On veut juste un développement équilibré de part et d’autre de la frontière.
La collectivité souligne que les familles frontalières sollicitent intensément les accueils périscolaires, du fait d’amplitudes horaires calées sur des trajets et des journées de travail plus longues. En réponse, Longwy affirme investir dans les ressources humaines et l’organisation, et souhaite que le Luxembourg contribue à ces dépenses.
Des points de vue divergents chez les parents et la réponse du Grand-Duché
Le sujet ne fait pas consensus. Certains parents estiment que ces services relèvent d’abord des compétences françaises.
« Nos enfants sont sous la responsabilité de l’État français, c’est à lui de gérer ça »
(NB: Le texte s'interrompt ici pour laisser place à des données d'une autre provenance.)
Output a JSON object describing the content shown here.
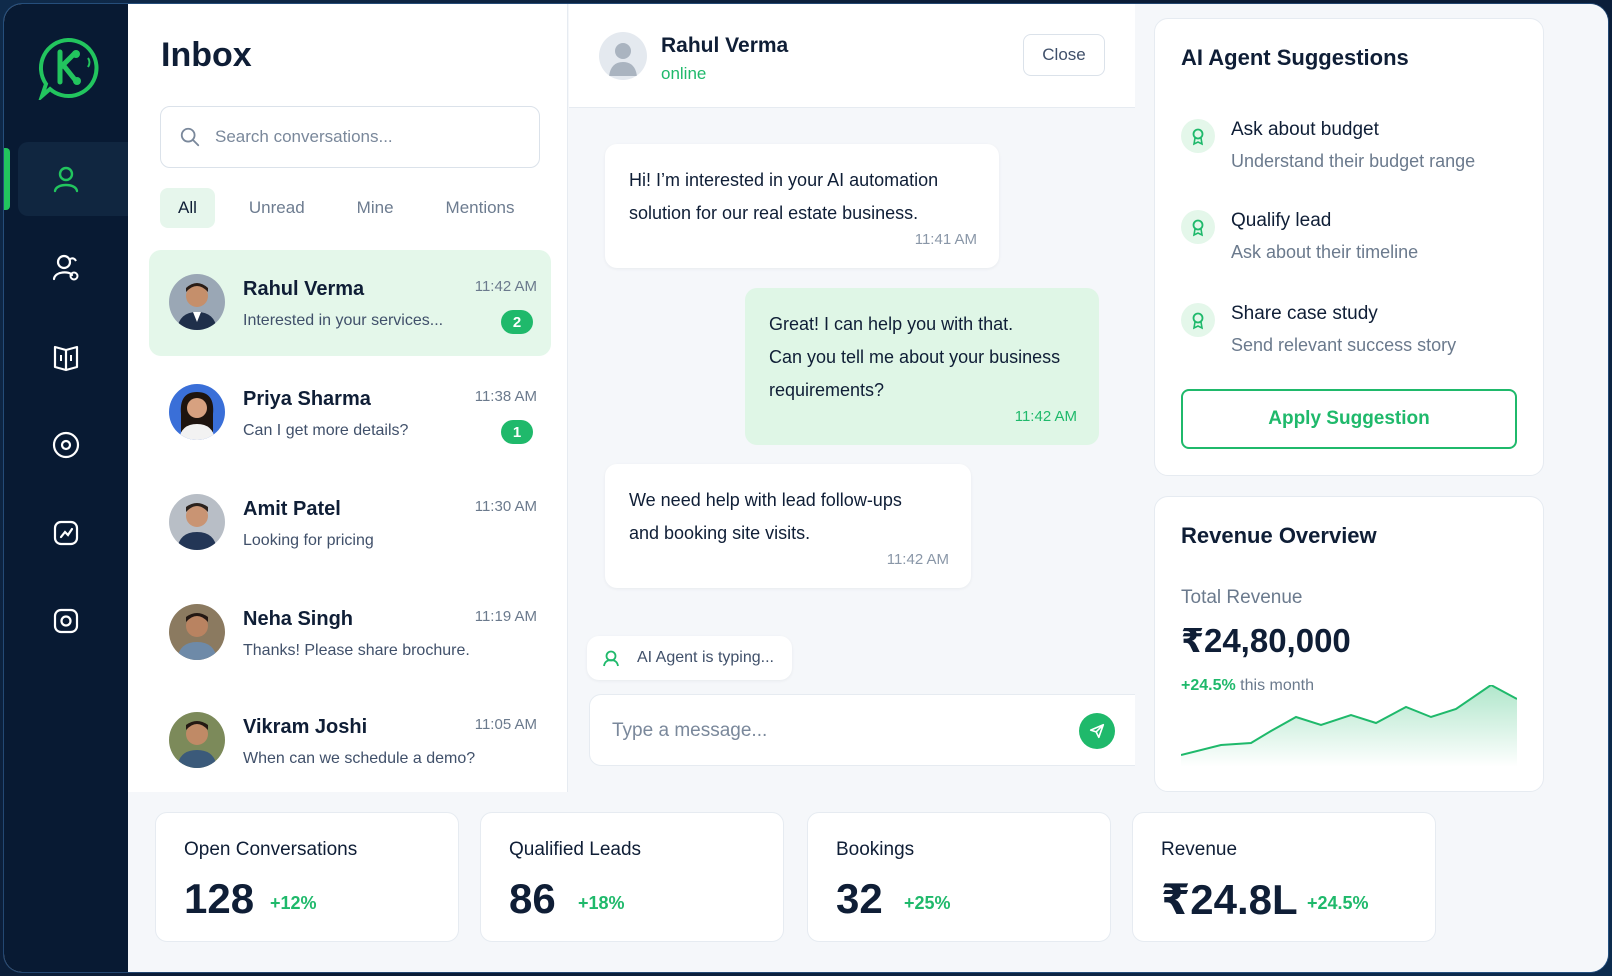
{
  "colors": {
    "accent": "#1fb96b",
    "sidebar": "#081a33"
  },
  "sidebar": {
    "logo": "logo-icon",
    "items": [
      {
        "icon": "user-icon",
        "active": true
      },
      {
        "icon": "users-icon",
        "active": false
      },
      {
        "icon": "book-icon",
        "active": false
      },
      {
        "icon": "target-icon",
        "active": false
      },
      {
        "icon": "analytics-icon",
        "active": false
      },
      {
        "icon": "settings-icon",
        "active": false
      }
    ]
  },
  "inbox": {
    "title": "Inbox",
    "search_placeholder": "Search conversations...",
    "filters": [
      "All",
      "Unread",
      "Mine",
      "Mentions"
    ],
    "conversations": [
      {
        "name": "Rahul Verma",
        "time": "11:42 AM",
        "preview": "Interested in your services...",
        "badge": "2"
      },
      {
        "name": "Priya Sharma",
        "time": "11:38 AM",
        "preview": "Can I get more details?",
        "badge": "1"
      },
      {
        "name": "Amit Patel",
        "time": "11:30 AM",
        "preview": "Looking for pricing",
        "badge": ""
      },
      {
        "name": "Neha Singh",
        "time": "11:19 AM",
        "preview": "Thanks! Please share brochure.",
        "badge": ""
      },
      {
        "name": "Vikram Joshi",
        "time": "11:05 AM",
        "preview": "When can we schedule a demo?",
        "badge": ""
      }
    ]
  },
  "chat": {
    "name": "Rahul Verma",
    "status": "online",
    "close_label": "Close",
    "messages": [
      {
        "direction": "in",
        "lines": [
          "Hi! I’m interested in your AI automation",
          "solution for our real estate business."
        ],
        "time": "11:41 AM"
      },
      {
        "direction": "out",
        "lines": [
          "Great! I can help you with that.",
          "Can you tell me about your business",
          "requirements?"
        ],
        "time": "11:42 AM"
      },
      {
        "direction": "in",
        "lines": [
          "We need help with lead follow-ups",
          "and booking site visits."
        ],
        "time": "11:42 AM"
      }
    ],
    "typing": "AI Agent is typing...",
    "composer_placeholder": "Type a message..."
  },
  "suggestions": {
    "title": "AI Agent Suggestions",
    "items": [
      {
        "title": "Ask about budget",
        "subtitle": "Understand their budget range"
      },
      {
        "title": "Qualify lead",
        "subtitle": "Ask about their timeline"
      },
      {
        "title": "Share case study",
        "subtitle": "Send relevant success story"
      }
    ],
    "apply_label": "Apply Suggestion"
  },
  "revenue": {
    "title": "Revenue Overview",
    "label": "Total Revenue",
    "value": "₹24,80,000",
    "change": "+24.5%",
    "change_suffix": "this month"
  },
  "stats": [
    {
      "label": "Open Conversations",
      "value": "128",
      "change": "+12%"
    },
    {
      "label": "Qualified Leads",
      "value": "86",
      "change": "+18%"
    },
    {
      "label": "Bookings",
      "value": "32",
      "change": "+25%"
    },
    {
      "label": "Revenue",
      "value": "₹24.8L",
      "change": "+24.5%"
    }
  ]
}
De son côté, le Luxembourg fait valoir, selon TF1, qu’il soutient déjà Longwy. Les autorités grand-ducales affirment contribuer à des projets concrets, sans que le détail n’ait été précisé dans l’extrait consulté. Reste à déterminer si un mécanisme plus explicite — et pérenne — de participation peut être mis en place pour couvrir les coûts induits par le transfrontalier au niveau communal.
Quels enjeux pour les habitants?
- Organisation familiale: départs très matinaux et retours tardifs qui augmentent le recours aux accueils avant/après l’école.
- Finances locales: déficit annoncé entre 65 000 et 100 000 euros par an sur le périscolaire, malgré des effectifs renforcés.
- Coopération transfrontalière: demande d’une contribution financière du Luxembourg au nom d’un partage des charges.
Pour les Longoviciens, l’enjeu est double: garantir la continuité d’un service de qualité pour les enfants et préserver l’équilibre budgétaire de la commune. Le débat pose aussi la question d’une gouvernance transfrontalière capable d’accompagner des flux de travailleurs durablement installés dans le quotidien local.
Les chiffres clés avancés par la commune
| Indicateur | Valeur |
|---|---|
| Part d’actifs travaillant au Luxembourg | 4 sur 10 |
| Agents municipaux dédiés au périscolaire | Plus de 65 |
| Coût annuel moyen par enfant | 738 € |
| Déficit périscolaire estimé | 65 000 à 100 000 € par an |
| Écart de salaire moyen Luxembourg/France | +40 % |
La suite dépendra des discussions entre Longwy et ses interlocuteurs luxembourgeois. D’ici là, la commune poursuit l’accueil des enfants de frontaliers, maillon discret mais essentiel de l’économie transfrontalière.